At an office several blocks from the White House, gifts for the former hostages are still pouring in. Thousands of letters and huge posters, quilts, souvenir jars of ash from Mt. St. Helens, bags of Idaho potatoes -- the endless flood has left the hostage families in a curious dilemma:

They are gratified by the recognition and support from Americans; but what will the tiny team of workers in this modest Washington office do with the growing mountain of goods? FLAG, the Family Liaison Action Group, will need months just to sort things out.

Volunteers are sorting the piles of mail down into cardboard boxes that line shelves and tables, each labeled with the name of a hostage. Already they're working on the second boxful since the hostages' release. Most of these letters have arrived addressed with little more than the name of a former hostage and "Washington, D.C." -- many clearly written by schoolchildren around the nation.

Scattered around the walls and furniture of the reception room and side offices is an impressive array of signs, ribbons, huge posters, and other items that have accumulated in recent months. There is a giant Christmas card from the people who run a service station at the Alamo in San Antonio, Texas; it is signed by hundreds of local well-wishers. There are signature- covered posters of Uncle Sam, with the caption, "Khomeini, Let My People Go," compliments of Nino Alimonti, a New Yorker who traveled across the country to collect thousands of signatures. Also, a large quilt stitched meticulously in honor of the hostages by a Missouri seamstress and a sculpture of a blindfolded captive by an artist distressed by the ordeal.

Letters from kids are the least of FLAG's concern. Each writer will receive an appropriate form letter.

It's the packages arriving in quantities of 53 that pose logistical problems verging on the serious. FLAG is run by several family members, some volunteer workers, and only one paid staffer. It could be no easy task to deal with the offers of 53 American flags, 53 hemp bags of potatoes from the State of Idaho, 53 boxes of ash from Mt. St. Helens, and so on and so on.

The outpouring of gifts in such overabundance appears to reflect as much the needs of Americans as an expression of affection for the hostages.

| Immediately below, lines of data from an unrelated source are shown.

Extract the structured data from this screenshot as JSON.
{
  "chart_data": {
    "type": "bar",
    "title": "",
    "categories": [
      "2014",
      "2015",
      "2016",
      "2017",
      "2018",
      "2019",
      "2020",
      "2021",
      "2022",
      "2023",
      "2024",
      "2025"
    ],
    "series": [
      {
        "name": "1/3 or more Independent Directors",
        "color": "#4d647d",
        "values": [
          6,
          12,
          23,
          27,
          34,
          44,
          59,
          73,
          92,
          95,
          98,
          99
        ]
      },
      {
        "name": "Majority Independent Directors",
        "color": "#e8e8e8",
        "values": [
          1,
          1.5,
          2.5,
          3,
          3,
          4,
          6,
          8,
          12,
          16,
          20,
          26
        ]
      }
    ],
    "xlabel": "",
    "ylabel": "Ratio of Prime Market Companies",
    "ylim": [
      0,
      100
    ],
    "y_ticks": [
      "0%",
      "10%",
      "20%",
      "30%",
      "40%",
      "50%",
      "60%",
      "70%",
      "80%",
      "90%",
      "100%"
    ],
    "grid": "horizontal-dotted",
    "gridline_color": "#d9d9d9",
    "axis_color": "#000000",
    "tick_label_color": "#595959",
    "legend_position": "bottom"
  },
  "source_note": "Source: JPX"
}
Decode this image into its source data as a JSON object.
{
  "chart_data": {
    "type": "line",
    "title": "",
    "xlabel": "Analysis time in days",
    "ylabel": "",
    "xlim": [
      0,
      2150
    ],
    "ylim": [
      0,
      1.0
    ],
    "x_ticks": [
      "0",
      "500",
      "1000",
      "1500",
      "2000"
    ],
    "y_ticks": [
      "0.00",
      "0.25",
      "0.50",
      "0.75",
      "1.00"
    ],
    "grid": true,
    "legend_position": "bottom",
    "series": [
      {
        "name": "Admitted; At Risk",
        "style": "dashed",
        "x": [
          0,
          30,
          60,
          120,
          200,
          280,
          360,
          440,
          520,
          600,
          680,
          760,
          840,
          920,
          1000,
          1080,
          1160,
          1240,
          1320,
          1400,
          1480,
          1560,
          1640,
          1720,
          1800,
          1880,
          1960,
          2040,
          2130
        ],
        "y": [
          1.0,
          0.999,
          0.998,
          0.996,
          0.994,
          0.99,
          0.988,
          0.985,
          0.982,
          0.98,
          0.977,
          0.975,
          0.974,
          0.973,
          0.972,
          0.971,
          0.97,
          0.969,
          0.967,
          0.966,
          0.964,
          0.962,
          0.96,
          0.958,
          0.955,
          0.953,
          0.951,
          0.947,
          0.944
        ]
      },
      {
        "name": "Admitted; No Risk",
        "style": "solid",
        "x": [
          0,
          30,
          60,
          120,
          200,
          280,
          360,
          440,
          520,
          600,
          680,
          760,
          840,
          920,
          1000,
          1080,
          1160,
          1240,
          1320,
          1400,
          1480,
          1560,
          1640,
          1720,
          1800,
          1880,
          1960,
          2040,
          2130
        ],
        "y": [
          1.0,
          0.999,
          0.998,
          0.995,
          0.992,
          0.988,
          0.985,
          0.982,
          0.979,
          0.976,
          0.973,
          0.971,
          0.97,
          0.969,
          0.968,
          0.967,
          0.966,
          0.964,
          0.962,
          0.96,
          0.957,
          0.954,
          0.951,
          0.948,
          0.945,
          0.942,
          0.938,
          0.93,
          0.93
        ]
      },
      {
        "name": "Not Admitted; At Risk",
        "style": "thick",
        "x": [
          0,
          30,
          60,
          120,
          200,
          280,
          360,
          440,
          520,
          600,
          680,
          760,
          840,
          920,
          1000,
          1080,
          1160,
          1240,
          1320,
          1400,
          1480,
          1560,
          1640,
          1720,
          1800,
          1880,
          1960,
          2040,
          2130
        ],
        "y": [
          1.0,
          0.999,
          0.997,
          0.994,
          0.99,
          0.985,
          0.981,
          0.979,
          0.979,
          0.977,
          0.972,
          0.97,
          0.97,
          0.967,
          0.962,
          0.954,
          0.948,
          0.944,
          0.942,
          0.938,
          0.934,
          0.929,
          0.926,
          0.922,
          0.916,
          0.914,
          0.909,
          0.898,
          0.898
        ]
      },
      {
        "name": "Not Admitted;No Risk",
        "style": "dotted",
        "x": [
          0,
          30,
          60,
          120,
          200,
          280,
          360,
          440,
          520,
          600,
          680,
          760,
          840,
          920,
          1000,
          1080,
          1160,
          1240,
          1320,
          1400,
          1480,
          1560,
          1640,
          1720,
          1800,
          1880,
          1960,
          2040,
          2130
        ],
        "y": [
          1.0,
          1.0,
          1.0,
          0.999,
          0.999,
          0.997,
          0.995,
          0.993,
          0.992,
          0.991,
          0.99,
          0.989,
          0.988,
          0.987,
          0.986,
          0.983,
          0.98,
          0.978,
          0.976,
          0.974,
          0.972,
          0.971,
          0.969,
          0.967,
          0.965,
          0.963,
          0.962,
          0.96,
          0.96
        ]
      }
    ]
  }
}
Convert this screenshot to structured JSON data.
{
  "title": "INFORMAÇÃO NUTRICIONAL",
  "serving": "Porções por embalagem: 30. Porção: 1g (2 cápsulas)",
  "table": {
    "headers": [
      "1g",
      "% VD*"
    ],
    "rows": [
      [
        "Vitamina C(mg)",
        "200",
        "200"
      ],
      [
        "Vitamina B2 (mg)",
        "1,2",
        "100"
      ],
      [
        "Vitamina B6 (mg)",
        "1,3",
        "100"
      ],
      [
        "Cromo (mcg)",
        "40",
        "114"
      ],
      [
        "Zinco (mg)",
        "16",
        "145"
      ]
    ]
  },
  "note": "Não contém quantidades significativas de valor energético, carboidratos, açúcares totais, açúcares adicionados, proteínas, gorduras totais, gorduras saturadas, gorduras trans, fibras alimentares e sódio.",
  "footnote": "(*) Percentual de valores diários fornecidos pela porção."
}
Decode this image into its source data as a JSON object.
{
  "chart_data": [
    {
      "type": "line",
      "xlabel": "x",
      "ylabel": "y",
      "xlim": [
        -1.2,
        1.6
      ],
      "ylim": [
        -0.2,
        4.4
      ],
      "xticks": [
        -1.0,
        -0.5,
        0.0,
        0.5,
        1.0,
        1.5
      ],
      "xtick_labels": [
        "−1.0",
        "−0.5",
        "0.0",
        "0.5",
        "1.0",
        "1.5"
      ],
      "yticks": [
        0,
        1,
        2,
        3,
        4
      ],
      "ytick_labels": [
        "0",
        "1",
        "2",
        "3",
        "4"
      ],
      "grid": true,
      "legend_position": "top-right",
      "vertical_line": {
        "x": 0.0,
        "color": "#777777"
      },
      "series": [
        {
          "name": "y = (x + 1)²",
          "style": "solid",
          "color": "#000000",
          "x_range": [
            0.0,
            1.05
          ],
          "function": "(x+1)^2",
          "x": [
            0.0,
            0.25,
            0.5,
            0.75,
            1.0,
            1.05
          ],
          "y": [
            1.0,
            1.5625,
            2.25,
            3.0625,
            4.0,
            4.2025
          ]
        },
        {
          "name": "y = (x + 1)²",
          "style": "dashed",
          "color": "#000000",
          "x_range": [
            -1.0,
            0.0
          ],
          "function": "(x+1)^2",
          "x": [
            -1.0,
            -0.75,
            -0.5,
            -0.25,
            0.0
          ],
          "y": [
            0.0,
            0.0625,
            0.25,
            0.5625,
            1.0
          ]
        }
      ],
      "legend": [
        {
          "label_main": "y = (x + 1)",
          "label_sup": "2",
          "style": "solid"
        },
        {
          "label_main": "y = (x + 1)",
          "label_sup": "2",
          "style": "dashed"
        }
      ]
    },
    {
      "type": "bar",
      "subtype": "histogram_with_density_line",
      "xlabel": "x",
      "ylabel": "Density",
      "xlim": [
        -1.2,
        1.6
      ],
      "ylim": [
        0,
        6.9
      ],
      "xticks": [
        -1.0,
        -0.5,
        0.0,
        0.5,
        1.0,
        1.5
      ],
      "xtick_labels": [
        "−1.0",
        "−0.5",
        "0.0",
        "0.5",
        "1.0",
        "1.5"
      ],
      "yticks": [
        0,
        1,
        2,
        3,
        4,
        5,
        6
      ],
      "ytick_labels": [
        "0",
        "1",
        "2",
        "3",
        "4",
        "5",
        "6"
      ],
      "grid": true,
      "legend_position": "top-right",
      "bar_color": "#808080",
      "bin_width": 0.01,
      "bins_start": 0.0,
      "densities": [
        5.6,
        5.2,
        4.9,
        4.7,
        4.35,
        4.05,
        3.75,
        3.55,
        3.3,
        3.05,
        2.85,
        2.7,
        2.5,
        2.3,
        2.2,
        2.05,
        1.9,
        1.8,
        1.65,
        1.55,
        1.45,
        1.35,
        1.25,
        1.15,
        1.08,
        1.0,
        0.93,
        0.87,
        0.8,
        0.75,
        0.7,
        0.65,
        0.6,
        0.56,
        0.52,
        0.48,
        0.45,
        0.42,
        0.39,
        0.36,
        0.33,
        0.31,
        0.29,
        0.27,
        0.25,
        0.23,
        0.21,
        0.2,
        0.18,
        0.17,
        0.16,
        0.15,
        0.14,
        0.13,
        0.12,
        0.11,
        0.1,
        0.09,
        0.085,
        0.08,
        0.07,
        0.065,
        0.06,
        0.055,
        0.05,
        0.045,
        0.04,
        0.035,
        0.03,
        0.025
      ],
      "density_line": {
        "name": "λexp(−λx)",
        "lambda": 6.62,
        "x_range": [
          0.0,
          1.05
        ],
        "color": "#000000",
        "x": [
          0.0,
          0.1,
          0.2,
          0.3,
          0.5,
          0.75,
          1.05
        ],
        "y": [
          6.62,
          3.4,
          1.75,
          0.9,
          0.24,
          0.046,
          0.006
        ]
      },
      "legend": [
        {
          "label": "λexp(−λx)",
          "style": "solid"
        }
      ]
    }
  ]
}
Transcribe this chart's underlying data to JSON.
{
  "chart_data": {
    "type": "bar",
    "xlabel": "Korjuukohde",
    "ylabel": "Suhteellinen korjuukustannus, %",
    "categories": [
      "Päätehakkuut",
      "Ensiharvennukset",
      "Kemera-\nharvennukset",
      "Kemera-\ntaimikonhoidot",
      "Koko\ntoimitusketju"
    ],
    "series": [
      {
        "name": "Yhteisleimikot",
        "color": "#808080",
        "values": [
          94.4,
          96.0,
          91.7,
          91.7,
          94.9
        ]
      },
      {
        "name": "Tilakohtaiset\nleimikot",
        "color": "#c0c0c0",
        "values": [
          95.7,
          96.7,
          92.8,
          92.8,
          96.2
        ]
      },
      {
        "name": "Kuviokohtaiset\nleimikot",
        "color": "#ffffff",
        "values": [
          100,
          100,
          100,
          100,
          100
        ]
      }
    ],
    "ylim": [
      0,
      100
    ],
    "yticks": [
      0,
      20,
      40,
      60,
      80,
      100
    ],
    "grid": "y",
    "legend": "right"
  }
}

However, some FLAG staffers feel these energies might be channeled more constructively from here on out.

"The hostages and their families have been made aware of the national desire to express love and happiness that they're home," explains Mrs. Louisa Kennedy, spokeswoman for the families. "But at this stage I think we don't need any more physical fulfilment of this. Perhaps they could translate the happiness into donations to charitable organizations or hospitals in their own communities to help others."